L’accusation et les avocats des victimes se sont opposés à la demande de la défense adressée aux juges d’ordonner une suspension du procès de Bosco Ntaganda qui se tient devant la Cour pénale internationale (CPI). La semaine dernière, la défense a demandé à la Chambre de première instance VI une suspension temporaire de la procédure jusqu’à ce que M. Ntaganda ait la possibilité d’intenter une action pour savoir si la juge Kuniko Ozaki devait être récusée de l’affaire.
Selon le procureur Fatou Bensouda, les avocats de M. Ntaganda n’ont pas prouvé l’existence d’un risque sérieux d’un préjudice irréversible au droit de l’accusé de bénéficier d’un procès équitable pour justifier « le recours exceptionnel » que représente une suspension du procès. Elle a souligné qu’une « majorité absolue » des juges de la Cour avaient « évalué avec sérieux » la question de la nomination de la juge Kuniko Ozaki en tant que juge à temps partiel et avaient décidé que son rôle en tant qu’ambassadrice du Japon en Estonie tout en conservant ses fonctions de juge à temps partiel ne violait pas le règlement de la Cour.
Les représentants légaux des victimes se sont opposés également à la demande de M. Ntaganda, affirmant qu’il n’était pas parvenu à démontrer l’existence d’un préjudice irréversible causé à l’accusé. Ils ont également déclaré qu’il n’apparaissait pas clairement pourquoi la défense demandait une suspension ou un ajournement mais qu’aucun n’était justifié. Dans un document commun, deux avocats des victimes ont estimé que, pour qu’il soit compris comme une demande de suspension du procès, un « recours si radical » devrait être soumis à des exigences réduites telles que prévues par le règlement de la Cour.

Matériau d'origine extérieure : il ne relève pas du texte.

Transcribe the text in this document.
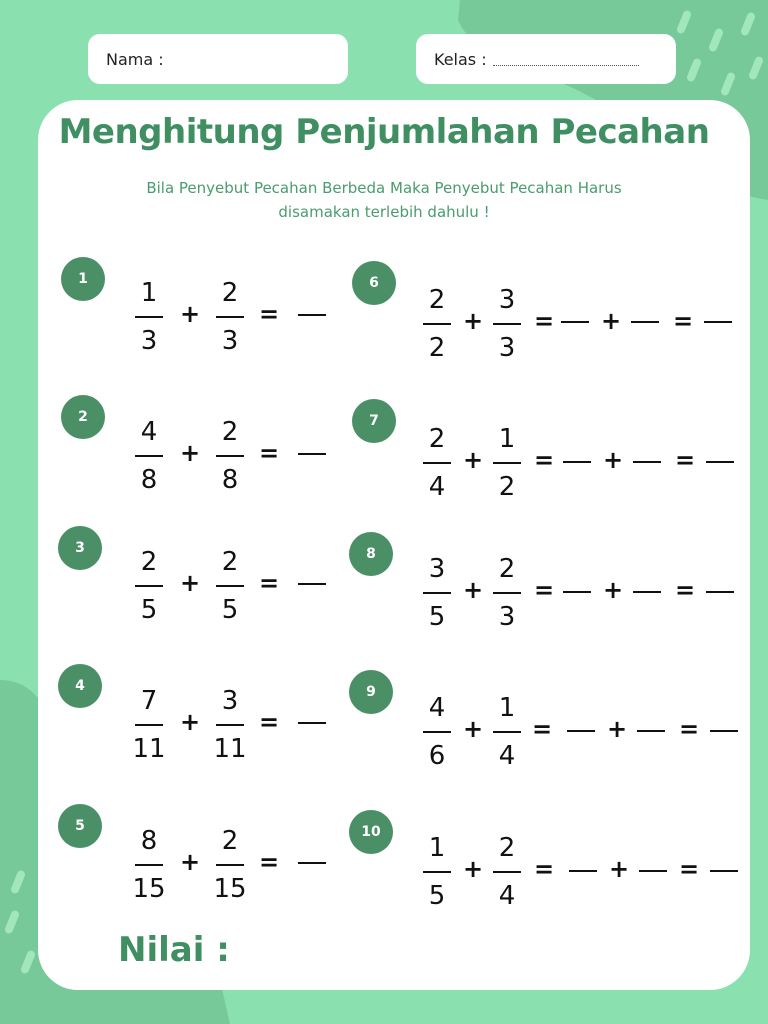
Nama :	Kelas :
Menghitung Penjumlahan Pecahan
Bila Penyebut Pecahan Berbeda Maka Penyebut Pecahan Harus
disamakan terlebih dahulu !
1	1
3
+
2
3
=
2	4
8
+
2
8
=
3	2
5
+
2
5
=
4	7
11
+
3
11
=
5	8
15
+
2
15
=
6
2
2
+
3
3
= + =
7
2
4
+
1
2
= + =
8	3
5
+
2
3
= + =
9
4
6
+
1
4
= + =
10
1
5
+
2
4
= + =
Nilai :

De plus, les avocats des victimes ont déclaré que tout ajournement aurait un impact injustifié sur la diligence du procès et porterait préjudice aux victimes car il repousserait le prononcé du jugement. Ils ont souligné que puisque les mémoires en clôture avaient été soumis il y a près d’un an et que les plaidoiries finales entendues en août dernier, il était probable que les délibérations avaient grandement progressé.
Dans leur demande en date du 1 er avril 2019 de suspendre le procès, les avocats de M. Ntaganda ont soutenu que permettre à un juge de continuer à siéger à un procès alors qu’il existe des motifs substantiels de croire qu’il peut être récusé entraînait le risque sérieux d’un préjudice irréversible au droit de l’accusé de bénéficier d’un procès équitable.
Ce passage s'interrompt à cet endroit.